Errada, porque aumento de férias do prefeito não altera diretamente o elemento de despesa Pessoal e Encargos Sociais na lógica da questão.
- B)que tal prática é comum no planejamento orçamentário dos municípios.
Errada, pois inserir tema estranho na LOA não é prática comum nem correta no planejamento orçamentário.
- C)que tal prática afeta o princípio orçamentário da mensalidade.
Errada, porque não existe princípio orçamentário da mensalidade aplicável ao caso; o problema é outro.
- D)que tal prática somente poderia ocorrer por meio do PPA.
Errada, porque a matéria tratada não é típica do PPA, que define diretrizes e metas de médio prazo, e não regras pessoais do agente.
- E)que tal prática afeta o princípio orçamentário da exclusividade.

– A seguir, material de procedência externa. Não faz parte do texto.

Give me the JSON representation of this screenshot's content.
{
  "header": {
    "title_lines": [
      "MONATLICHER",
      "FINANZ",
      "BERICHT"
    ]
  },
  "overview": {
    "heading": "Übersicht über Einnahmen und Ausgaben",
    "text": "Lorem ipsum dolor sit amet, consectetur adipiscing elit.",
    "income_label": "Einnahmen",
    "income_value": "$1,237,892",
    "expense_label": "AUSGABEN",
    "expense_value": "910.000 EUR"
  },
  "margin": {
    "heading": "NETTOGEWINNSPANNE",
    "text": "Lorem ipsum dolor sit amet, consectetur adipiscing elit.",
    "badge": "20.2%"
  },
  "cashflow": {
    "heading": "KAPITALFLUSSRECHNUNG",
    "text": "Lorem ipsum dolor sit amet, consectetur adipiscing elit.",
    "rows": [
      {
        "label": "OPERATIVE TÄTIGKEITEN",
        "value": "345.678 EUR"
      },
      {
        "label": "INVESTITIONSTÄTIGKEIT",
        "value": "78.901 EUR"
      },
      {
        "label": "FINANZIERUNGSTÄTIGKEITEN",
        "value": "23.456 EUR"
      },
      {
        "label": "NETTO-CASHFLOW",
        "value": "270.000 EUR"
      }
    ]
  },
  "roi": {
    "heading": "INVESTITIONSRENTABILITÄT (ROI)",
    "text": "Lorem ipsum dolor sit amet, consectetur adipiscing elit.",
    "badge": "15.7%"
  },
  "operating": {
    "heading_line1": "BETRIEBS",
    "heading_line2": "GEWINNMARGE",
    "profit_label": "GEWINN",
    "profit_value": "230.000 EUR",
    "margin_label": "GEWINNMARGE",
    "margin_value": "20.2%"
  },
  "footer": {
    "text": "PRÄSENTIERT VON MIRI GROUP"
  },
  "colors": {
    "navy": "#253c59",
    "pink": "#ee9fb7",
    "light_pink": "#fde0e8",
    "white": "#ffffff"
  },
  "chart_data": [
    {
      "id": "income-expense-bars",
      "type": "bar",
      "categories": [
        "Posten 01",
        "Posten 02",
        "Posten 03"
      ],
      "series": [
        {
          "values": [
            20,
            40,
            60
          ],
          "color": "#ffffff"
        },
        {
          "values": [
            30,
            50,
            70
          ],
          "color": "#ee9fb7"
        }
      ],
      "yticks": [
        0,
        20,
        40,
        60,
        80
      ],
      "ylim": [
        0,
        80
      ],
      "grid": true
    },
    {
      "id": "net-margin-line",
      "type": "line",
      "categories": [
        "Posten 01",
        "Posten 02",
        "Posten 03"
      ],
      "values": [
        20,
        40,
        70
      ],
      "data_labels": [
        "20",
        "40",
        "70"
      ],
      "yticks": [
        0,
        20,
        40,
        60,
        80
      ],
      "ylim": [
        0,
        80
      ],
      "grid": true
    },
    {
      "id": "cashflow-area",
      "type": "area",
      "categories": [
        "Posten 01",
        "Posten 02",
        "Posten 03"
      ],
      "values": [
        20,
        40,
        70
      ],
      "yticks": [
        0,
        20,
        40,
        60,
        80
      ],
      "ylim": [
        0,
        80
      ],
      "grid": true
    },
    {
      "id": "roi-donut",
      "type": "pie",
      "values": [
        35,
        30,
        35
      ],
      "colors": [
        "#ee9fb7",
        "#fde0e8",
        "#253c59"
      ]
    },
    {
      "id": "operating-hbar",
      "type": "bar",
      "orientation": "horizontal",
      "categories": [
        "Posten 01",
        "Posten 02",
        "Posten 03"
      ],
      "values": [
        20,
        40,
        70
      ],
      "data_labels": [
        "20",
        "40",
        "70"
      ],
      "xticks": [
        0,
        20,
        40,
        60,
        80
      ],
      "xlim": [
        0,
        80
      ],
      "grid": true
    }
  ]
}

Certa, porque a LOA foi usada para inserir matéria estranha ao orçamento, violando o princípio da exclusividade do art. 165, § 8º, da Constituição.
Gabarito: E
A Lei Orçamentária Anual tem uma função bem específica: dizer quanto o governo pretende arrecadar e em que vai gastar no próximo exercício. Por isso, ela não é o lugar normal para enfiar qualquer assunto solto no meio do caminho. Em regra, a LOA deve tratar apenas de matéria orçamentária, ou seja, previsão de receita e fixação de despesa. Esse limite é chamado de princípio da exclusividade, previsto no art. 165, § 8º, da Constituição Federal. A ideia é simples: evitar que o orçamento vire um "pacote surpresa", misturando temas estranhos e dificultando a análise pelo Legislativo e pela sociedade. A própria Constituição admite exceções pontuais, como autorização para abertura de créditos suplementares e contratação de operações de crédito, ainda que por antecipação de receita. No caso da questão, o prefeito quis usar a LOA para aprovar aumento do próprio período de férias. Isso não tem natureza orçamentária e não deveria estar dentro da lei orçamentária. Ou seja, houve violação direta ao princípio da exclusividade, porque a LOA foi usada para inserir matéria alheia ao orçamento. Então, o ponto central aqui é: orçamento não é "cavalo de Troia legislativo". Se o assunto não é receita, despesa ou exceção constitucional permitida, ele está fora do lugar.